2020-11-02

日本:注目裁判例、指定商品「翻訳支援ツール」と同「翻訳ソフト」は類似商品とされた事例 - 工藤莞司

(「翻訳支援ツール事件」令和2年10月8日 知財高裁令和2年(行ケ)第10021号)

事案の概要 原告(出願人)は、本願商標「POET ポエット」について登録出願をした処、拒絶査定を受けて、不服の審判(不服2018-17007)を請求したが、特許庁は不成立審決をした。審決の理由は、本願商標は、引用商標(登録第4634308号)と類似する商標で、かつ、本願指定商品9類「翻訳業務を支援するためのコンピュータソフトウェア・コンピュータプログラム」(以下「翻訳支援ツール」と略)は、引用指定商品9類「電子応用機械器具及びその部品」(以下「翻訳ソフト」と略)と類似する商品で、商標法4条1項11号に該当するとしたものである。原告は、審決の取消しを求めて、知財高裁へ提訴した。知財高裁では、指定商品の同一又は類似が争点となった。

判 旨 「翻訳支援ツール」と「翻訳ソフト」の類否
本判決では、本願指定商品「翻訳支援ツール」もコンピュータプログラムである以上,引用指定商品「電子計算機用プログラム」に含まれ指定商品は同一としながらも、原告主張に従い、類似性についても判断している。
指定商品が類似するかどうかは、それらの商品が通常同一営業主により製造又は販売されている等の事情により、それらの商品に同一又は類似の商標を使用するときは同一営業主の製造又は販売に係る商品と誤認されるおそれがあると認められる関係にある場合には、4条1項11号の「類似の商品」に当たる(「橘正宗事件」最高裁昭和33年(オ)第1104号 同36年6月27日 民集15巻6号1730頁)。上記(略)で検討したとおり、翻訳支援ツール及び翻訳ソフトは、生産部門及び販売部門を共通にする場合があるといえること、用途及び機能に共通する部分があるといえること、需要者の範囲が一致することがあるといえることからすれば、両者に同一又は類似の商標が使用された場合には、同一の営業主の製造又は販売に係る商品であると誤認されるおそれがあるというべきである。
したがって、「翻訳支援ツール」である本願指定商品と「翻訳ソフト」を含む引用指定商品は、4条1項11号にいう「類似する商品」に当たるものと認められる。
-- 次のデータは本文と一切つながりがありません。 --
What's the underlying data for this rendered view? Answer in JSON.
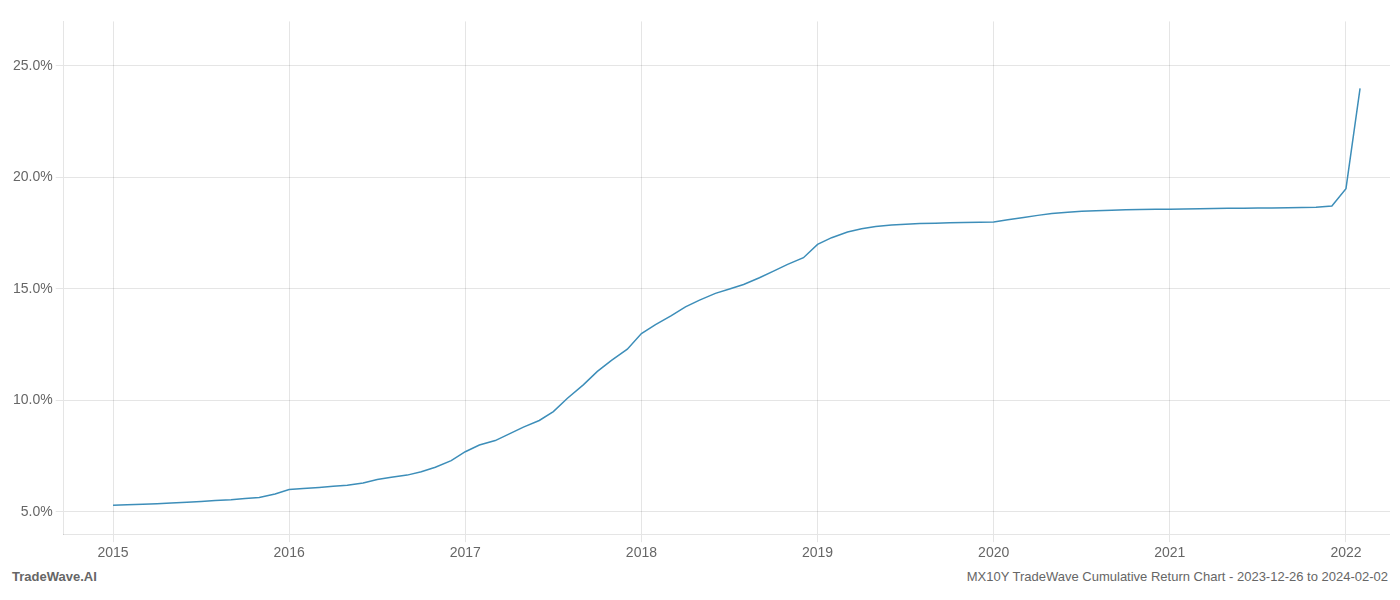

コメント 商標法4条1項11号事案で、指定商品の類似性に係る数少ない裁判例である。実務的には、特許庁「商品・役務類似審査基準」内で判断されるが、同基準は推定の扱いであるから、その類否争うことは可能である。その前に本判決では、引用商標の指定商品に、本願指定商品が含まれるとの認定は前掲の通りである。
本判決で知財高裁は、「橘正宗事件」判例を持ち出し、両商品の生産部門及び販売部門、用途及び機能の共通性、需要者の範囲の一致から本願指定商品「翻訳支援ツール」と引用商標指定商品「翻訳ソフト」は類似の商品と判断している。認定要素等からすれば妥当な判断と思われる。
「橘正宗事件」判例は、氷山印判例(昭和43年2月27日 最高裁昭和39年(行ツ)第110号 民集22巻2号399頁)と並ぶ、古いが重要なものである。特許庁の基準が覆された裁判例として、「腸能力事件」(平成19年9月26日 知財高裁平成19年(行ケ)第10042号)がある。